A mom writes in asking for advice after her 6-year-old daughter walked in on her and her husband while they were, you know… doing it. She says her daughter definitely noticed something was going on, asked her parents to be quiet, and made a remark about their “weird” behavior. This mom knows she has to speak with her daughter about what she saw, but she is unsure of what, exactly, to say. Any advice for her?
A member of the community asks:
“My 6-year-old walked in on us doing the deed: How should we handle this?
Mamas, I need advice!!! My six-year-old daughter just walked in on hubby and I am having sex… ( I know it happens to the best of us lol). We quickly stopped and tried to play it off but she totally saw it happening. Her words were “can you guys please be quiet. And I don’t know what daddy was doing to you, but that was weird.”
We just busted out laughing and said go back to bed. We will come to tuck you in. Hubby is in panic mode, googling what to do lol. He found an article that says if over age five be honest, just don’t go into detail. So am I suppose to tell my six-year-old we were having sex? I’m not sure I’m ready for all that. What should we tell her? I KNOW it’s going be brought up tomorrow, and I have no clue what to even say. HELPPPP!!!”
Community Advice for This Mom Whose Daughter Walked In on Her and Her Husband Having Sex
To see what advice the Mamas Uncut Facebook community has for this mom in need, read the comments of the post embedded below.
The community offered this mom in need a lot of great advice. Read some of their responses below.
“Don’t say anything unless she asks questions. If she’s mature enough to ask questions she’s old enough to deserve a mature answer according to her age.”
“I wouldn’t even mention it to her. If she brings it up, just say ‘it’s just us showing we love each other. It’s what mum’s and dads do.’ And put a lock on your bedroom door.”
“My daughter did the same…I told her we were getting dressed and it turned into wrestling. She bought it.”
“IMO talking to kids honestly about sex helps them not to develop insecurities around it. Sex is a normal and healthy part of a marriage and IMO kids should be able to come to their parents with questions about it…
… My husband and I have talked about what we would say.
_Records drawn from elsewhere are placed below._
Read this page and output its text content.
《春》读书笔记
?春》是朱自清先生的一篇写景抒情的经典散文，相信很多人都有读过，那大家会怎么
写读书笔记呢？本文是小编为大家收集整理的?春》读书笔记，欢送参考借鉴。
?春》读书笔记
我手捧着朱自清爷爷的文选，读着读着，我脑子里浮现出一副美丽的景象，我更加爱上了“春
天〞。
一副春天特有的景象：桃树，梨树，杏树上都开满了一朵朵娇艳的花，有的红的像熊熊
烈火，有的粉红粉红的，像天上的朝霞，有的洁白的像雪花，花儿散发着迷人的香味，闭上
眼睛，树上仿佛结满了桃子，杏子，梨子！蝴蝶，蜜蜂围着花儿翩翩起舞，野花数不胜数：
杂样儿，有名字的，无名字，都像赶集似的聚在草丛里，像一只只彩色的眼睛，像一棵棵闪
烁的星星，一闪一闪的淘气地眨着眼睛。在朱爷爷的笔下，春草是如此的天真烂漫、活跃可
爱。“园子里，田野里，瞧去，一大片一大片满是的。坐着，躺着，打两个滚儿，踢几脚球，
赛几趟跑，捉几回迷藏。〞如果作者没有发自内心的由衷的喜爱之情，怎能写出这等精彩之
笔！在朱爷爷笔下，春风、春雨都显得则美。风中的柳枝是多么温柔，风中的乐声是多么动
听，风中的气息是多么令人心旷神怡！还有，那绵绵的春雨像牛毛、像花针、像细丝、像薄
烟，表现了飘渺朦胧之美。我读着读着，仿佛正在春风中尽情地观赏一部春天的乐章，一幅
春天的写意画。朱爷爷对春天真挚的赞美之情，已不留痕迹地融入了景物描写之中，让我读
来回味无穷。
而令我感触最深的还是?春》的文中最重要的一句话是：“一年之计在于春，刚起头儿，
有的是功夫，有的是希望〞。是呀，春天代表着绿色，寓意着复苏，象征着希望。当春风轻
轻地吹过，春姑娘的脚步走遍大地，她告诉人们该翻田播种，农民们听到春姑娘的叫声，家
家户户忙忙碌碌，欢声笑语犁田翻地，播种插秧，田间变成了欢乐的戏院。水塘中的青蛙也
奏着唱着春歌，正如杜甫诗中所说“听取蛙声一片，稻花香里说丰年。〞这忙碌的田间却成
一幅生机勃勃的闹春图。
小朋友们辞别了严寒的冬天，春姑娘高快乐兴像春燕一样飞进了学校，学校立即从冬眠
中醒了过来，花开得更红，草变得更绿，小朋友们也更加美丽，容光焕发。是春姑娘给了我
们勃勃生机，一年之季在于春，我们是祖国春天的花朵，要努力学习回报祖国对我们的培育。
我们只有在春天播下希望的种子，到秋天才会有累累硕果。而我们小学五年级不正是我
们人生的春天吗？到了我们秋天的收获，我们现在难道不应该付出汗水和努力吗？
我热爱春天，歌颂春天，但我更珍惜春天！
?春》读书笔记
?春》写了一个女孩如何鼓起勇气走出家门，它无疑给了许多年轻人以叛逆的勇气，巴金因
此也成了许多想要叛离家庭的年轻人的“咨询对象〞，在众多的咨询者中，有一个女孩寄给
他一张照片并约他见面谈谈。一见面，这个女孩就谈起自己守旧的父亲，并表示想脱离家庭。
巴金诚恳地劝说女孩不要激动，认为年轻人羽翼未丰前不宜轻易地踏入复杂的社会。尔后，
We decided that we would essentially say that we were expressing love in a way that only adults in love express love. We would stress that it is usually a private activity, but if our kids didn’t understand something or had questions it was ok to talk to mom and dad, but we don’t talk about sex at school. That’s probably not a perfect answer, but it’s what we have come up with so far.”
“My oldest daughter caught me when she was like five maybe. She said what are you doing and I was like wrestling. She literally goes ‘you wrestle all the time.’ I busted out laughing so hard.”
“Tell her when 2 people love each other and have feelings for each other they get as close as they can get… that might be all she needs to know.”
“Ask her to please knock and wait outside the door next time. If she lets it go, don’t bring it up. If she starts asking, be honest, and only answer the questions she asks. She might only wanna know one or two things and then she gets a speech about birds and bees and she just wanted to know if you get cold (what I asked my mom lol).”
“Honesty is the best policy! But always let them lead the conversation, start with a simple open question, and go from there. I have 1 boy 11 and a girl 9 and we always tell them the age-appropriate truth if they have further questions we answer. They always feel comfortable talking to us even if it’s weird they know we will be there.”